Make some seed markers
These don't need to be difficult to make. “You can create them from either painting stones, creating them with old spoons, or even easier by getting the children to draw on cardboard (that could come from an old cereal box) what they are growing, and then covering it with tape,” advises Connelly.
“This then gets children thinking about what they are growing and the final outcome of their efforts.”
Build a bug hotel
These are simple to make and can be made with whatever you can find in your garden.
“Bug hotels can be as big or as small as you like,” says Connelly. “Searching for the materials can be an activity in itself, whether that be leaves, grass, stones, twigs, bricks or wood; they can all be used to pile up and create a hideaway for the bugs.
“The great thing is that over the coming weeks you can keep coming back to the bug hotel and see who the new guests are.”
Do a DIY frog pond
According to Connelly inviting frogs into the garden can help stop slugs eating your vegetables. “The image everyone has when a frog pond is mentioned tends to involve lots of water and something that will take over the garden. But using just a simple washing up bowl can do the trick.
“All you need to do is dig the bowl into the ground.
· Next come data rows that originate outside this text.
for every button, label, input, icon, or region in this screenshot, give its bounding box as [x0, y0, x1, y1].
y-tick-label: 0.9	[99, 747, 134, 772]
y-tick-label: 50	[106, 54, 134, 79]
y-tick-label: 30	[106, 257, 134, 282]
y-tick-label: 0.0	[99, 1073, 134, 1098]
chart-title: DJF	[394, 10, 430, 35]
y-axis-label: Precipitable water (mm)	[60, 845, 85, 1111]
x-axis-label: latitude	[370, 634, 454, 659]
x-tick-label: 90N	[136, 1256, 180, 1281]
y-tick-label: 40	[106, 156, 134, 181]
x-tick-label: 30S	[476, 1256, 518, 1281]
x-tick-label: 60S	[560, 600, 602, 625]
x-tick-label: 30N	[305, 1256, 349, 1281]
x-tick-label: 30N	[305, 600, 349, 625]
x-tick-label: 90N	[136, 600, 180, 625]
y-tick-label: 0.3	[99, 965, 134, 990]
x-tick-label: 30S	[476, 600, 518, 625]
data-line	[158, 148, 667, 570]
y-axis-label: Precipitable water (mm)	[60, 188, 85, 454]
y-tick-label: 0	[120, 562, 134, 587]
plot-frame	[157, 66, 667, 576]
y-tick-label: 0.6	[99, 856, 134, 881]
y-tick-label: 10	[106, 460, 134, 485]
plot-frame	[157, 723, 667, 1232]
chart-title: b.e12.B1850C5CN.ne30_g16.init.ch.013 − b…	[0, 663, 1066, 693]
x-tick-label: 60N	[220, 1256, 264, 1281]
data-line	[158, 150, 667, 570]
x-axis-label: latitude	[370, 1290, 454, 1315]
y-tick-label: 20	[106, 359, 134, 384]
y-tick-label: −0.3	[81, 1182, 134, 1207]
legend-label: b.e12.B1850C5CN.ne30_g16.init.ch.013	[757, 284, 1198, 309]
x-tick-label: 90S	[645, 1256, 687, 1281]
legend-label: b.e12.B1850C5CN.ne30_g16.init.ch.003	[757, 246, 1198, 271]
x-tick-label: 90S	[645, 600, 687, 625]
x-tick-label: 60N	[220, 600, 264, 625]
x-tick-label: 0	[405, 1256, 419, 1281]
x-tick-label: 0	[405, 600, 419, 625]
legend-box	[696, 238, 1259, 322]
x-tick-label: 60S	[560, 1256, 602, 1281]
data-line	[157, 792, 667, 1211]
Pop a brick inside so the frogs, and wildlife, can hop in and out.
“A roof tile over half the bowl will provide shade in the hot summers. Planting around your new pond will also provide some protection from predators. You need to give wildlife a home to get them into the garden.”
Read more: The foods you can and can't freeze
Give them their own patch
Golden suggests creating a section of garden just for children to grow their own. “It doesn’t have to be very big and could even be a few pots or planters by the back door,” she says. “Giving them some ownership of their plants may even increase their level of interest, as they start to see the benefits of their gardening efforts when plants grow or strawberries and tomatoes come to harvest.
“Growing your own will also help to understand and take more of an active interest in where their food comes from and healthy eating.”
Build a den
Just like wildlife, having a place for the kids to hide and enjoy is important to get them out there.
“There are so many ways to do this, but a favourite has to the runner bean tipi,” advises Connelly. “Made from just bamboo canes and your runner bean plants, you simply dig in the canes in a circle, bring them together with tape or string at the top and this will create your tipi structure.
“Then, plant your runner bean plants next to the canes and your edible hideaway is ready to go. Not only throughout summer will the kids will have somewhere to play, they'll also have something to eat too.”
Get them weeding
While kids might want to do the more fun aspects of gardening, it’s also a good idea to get them involved in the more ‘normal’ jobs.
“Think about putting some time aside for weeding, cutting the grass and tidying up,” Connelly suggests. “By allocating about 15 – 20 minutes a week for this, it'll encourage the family to come together and it'll be just as successful as the 'fun' stuff.”